A kid is a 3.3. That’s a good, that’s a good GPA That’s better than anything I’ve ever had. I’m like, that’s a good GPA. And then they’re like, oh, we just had 15,000 kids apply to get into dentist and they’re going to take 700. And I’m like, oh, that 3.3 really stinks. So I had to stop fighting it because I was driving myself nuts.
And so now, like that’s why the kids having their Twitter bios is so important to have that information and actually have real information in there. It’s like, if I look it up, I see you have a 3.0. It’s like, unfortunately, if you’re the next LeBron James, but you’re not going to play for me because the admission team doesn’t care.
And like that’s no, that’s no discredit to anything we’re doing at Dentist. It’s just a reality. Like they don’t, they have 15,000 kids trying to get in. They don’t, they don’t care. And that’s okay. Because we’re at a place like, but. That makes my job very hard. So now I’ve just gotten the point that I only fight it a little bit but the majority of the time I’m just like, oh, he has 3.0.

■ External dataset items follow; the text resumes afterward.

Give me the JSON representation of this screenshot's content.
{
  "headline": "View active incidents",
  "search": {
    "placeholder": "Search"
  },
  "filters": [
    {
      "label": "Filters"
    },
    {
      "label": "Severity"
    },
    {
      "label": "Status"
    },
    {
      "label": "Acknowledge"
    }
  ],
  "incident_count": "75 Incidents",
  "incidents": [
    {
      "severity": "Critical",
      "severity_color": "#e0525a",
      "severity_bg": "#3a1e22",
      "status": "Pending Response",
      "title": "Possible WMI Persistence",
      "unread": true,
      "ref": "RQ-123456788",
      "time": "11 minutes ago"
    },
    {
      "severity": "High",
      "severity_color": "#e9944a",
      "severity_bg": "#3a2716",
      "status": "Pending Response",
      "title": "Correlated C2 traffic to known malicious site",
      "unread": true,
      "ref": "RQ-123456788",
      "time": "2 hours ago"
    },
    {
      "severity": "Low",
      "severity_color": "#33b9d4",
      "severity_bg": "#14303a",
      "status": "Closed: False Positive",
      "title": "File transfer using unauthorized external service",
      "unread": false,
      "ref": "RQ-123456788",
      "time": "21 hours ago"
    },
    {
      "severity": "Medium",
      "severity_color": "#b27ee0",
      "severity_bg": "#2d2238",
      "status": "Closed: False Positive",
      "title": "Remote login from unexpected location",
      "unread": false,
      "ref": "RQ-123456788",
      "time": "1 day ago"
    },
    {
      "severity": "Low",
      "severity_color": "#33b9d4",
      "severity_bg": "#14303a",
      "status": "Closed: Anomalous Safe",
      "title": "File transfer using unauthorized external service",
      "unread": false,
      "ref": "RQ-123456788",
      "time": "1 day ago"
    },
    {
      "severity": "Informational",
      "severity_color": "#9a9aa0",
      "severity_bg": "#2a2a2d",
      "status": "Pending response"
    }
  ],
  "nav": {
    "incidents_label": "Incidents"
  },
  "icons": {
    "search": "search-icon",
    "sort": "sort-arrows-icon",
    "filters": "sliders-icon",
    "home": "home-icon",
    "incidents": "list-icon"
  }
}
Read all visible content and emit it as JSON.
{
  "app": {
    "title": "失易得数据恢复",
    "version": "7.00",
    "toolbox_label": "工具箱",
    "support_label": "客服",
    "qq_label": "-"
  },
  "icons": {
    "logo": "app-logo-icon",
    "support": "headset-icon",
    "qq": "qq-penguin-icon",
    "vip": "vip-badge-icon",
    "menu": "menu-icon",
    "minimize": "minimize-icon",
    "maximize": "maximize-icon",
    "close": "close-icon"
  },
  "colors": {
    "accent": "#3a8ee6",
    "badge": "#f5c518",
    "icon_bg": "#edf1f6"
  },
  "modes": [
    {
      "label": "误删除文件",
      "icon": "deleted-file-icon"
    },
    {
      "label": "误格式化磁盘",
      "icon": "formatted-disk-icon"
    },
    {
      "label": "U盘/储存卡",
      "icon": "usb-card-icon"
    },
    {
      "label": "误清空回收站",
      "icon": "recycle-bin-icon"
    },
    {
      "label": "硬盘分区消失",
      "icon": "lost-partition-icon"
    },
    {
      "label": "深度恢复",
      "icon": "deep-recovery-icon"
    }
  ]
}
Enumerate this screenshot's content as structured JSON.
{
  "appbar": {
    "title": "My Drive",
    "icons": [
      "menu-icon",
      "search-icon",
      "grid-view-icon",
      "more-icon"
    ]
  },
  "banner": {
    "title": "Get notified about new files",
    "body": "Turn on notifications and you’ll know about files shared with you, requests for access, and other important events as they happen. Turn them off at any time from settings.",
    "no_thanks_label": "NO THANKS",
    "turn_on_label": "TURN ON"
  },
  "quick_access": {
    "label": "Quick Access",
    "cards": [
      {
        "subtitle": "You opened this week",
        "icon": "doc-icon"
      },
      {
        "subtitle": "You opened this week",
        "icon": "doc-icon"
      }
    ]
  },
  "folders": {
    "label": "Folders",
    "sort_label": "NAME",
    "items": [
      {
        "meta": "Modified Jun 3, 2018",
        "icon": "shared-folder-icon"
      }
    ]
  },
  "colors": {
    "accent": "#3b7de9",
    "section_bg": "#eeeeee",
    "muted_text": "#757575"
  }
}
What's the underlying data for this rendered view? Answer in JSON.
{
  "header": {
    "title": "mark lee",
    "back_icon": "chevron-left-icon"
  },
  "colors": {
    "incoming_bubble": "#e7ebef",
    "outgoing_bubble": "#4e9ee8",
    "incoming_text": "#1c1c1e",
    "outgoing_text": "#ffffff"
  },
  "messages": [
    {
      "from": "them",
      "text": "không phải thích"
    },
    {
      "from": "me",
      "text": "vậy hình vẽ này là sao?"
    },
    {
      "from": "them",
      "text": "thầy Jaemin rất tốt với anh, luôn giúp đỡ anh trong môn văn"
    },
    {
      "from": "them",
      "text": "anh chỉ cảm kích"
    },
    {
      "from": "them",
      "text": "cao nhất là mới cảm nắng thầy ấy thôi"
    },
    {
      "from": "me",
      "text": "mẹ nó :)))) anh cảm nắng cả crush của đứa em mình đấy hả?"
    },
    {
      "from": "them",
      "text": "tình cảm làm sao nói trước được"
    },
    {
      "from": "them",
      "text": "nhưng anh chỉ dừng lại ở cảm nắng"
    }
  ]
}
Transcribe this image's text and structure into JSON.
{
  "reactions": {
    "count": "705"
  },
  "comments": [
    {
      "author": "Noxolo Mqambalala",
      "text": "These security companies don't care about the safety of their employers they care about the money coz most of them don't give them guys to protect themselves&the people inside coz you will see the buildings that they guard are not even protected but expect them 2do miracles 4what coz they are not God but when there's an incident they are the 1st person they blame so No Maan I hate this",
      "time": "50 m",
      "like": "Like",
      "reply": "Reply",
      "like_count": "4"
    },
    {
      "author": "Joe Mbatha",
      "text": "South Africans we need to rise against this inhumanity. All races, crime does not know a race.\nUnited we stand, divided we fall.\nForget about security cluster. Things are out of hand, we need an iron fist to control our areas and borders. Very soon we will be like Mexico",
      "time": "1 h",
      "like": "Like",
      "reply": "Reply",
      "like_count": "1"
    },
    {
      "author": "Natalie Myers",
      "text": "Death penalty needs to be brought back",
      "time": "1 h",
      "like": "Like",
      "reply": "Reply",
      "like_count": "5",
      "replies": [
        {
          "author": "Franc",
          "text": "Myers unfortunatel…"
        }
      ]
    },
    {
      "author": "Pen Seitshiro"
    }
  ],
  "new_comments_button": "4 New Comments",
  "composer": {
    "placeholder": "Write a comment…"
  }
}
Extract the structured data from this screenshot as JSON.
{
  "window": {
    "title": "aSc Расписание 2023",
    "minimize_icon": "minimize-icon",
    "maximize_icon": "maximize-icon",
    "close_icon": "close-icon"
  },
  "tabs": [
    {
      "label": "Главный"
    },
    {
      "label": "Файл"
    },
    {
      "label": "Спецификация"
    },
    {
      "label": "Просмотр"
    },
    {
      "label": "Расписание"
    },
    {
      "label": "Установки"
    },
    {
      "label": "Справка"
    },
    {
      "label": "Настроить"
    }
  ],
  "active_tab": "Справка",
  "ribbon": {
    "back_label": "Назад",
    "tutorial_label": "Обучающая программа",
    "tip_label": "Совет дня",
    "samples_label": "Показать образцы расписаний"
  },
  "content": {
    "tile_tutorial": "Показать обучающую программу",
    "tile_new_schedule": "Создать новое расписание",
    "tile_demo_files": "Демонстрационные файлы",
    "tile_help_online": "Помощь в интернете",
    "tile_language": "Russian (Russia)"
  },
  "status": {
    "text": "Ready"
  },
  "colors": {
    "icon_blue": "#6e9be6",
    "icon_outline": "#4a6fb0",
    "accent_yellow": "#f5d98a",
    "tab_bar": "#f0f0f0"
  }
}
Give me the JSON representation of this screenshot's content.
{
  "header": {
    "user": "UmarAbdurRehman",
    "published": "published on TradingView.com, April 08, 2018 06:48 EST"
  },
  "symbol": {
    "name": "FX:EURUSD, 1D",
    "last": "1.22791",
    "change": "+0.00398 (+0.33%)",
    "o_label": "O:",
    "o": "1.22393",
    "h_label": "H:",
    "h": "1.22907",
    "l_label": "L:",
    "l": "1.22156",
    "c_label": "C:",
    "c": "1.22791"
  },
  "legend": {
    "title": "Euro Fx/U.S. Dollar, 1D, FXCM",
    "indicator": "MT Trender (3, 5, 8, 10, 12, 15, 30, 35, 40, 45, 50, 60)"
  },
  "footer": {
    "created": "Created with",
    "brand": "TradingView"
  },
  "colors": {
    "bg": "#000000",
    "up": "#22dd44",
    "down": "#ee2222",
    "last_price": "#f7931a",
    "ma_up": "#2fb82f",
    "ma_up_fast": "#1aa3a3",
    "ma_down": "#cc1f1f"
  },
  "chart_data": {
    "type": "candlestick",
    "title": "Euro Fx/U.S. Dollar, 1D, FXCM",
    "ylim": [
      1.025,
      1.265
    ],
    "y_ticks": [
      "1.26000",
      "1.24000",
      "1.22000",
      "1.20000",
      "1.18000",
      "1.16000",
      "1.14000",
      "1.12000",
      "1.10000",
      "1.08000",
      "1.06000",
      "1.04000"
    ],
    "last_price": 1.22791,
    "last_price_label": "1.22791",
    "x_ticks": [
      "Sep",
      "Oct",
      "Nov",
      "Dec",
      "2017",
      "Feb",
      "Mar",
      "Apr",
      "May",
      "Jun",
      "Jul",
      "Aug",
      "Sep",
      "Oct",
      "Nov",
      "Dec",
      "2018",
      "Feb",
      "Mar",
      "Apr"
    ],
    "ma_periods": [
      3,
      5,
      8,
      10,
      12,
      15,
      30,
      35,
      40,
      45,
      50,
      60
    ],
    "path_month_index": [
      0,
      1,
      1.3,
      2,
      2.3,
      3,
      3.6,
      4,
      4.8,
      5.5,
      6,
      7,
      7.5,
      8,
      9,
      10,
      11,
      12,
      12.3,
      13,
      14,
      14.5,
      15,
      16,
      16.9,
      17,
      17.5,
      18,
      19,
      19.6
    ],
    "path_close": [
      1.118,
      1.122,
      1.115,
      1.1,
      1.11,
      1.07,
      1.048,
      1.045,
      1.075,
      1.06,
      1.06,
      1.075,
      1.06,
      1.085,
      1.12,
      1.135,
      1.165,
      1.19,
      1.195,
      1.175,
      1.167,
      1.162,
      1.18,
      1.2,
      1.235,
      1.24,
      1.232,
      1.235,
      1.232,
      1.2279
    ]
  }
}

I’m not even going to watch this highlight film. I’ve have to move on to the kids that have better grades than that. So,
[00:59:14] Mike Klinzing: yeah, for sure. I mean, totally, totally makes sense and completely understandable. I think what’s interesting about the last 10 or 15 minutes of our conversation is you started out by saying, Hey, how do we turn this thing around?
And we didn’t turn it around by our brilliant X’s and O’s. We didn’t turn it around by, Hey, all these fancy things we’re doing in practice. You’re turning it around by saying, Hey, we’re starting with better talent. And ultimately, deep down inside, right, anybody who’s ever coached a team, that your ability to coach starts with the talent that you have on the floor.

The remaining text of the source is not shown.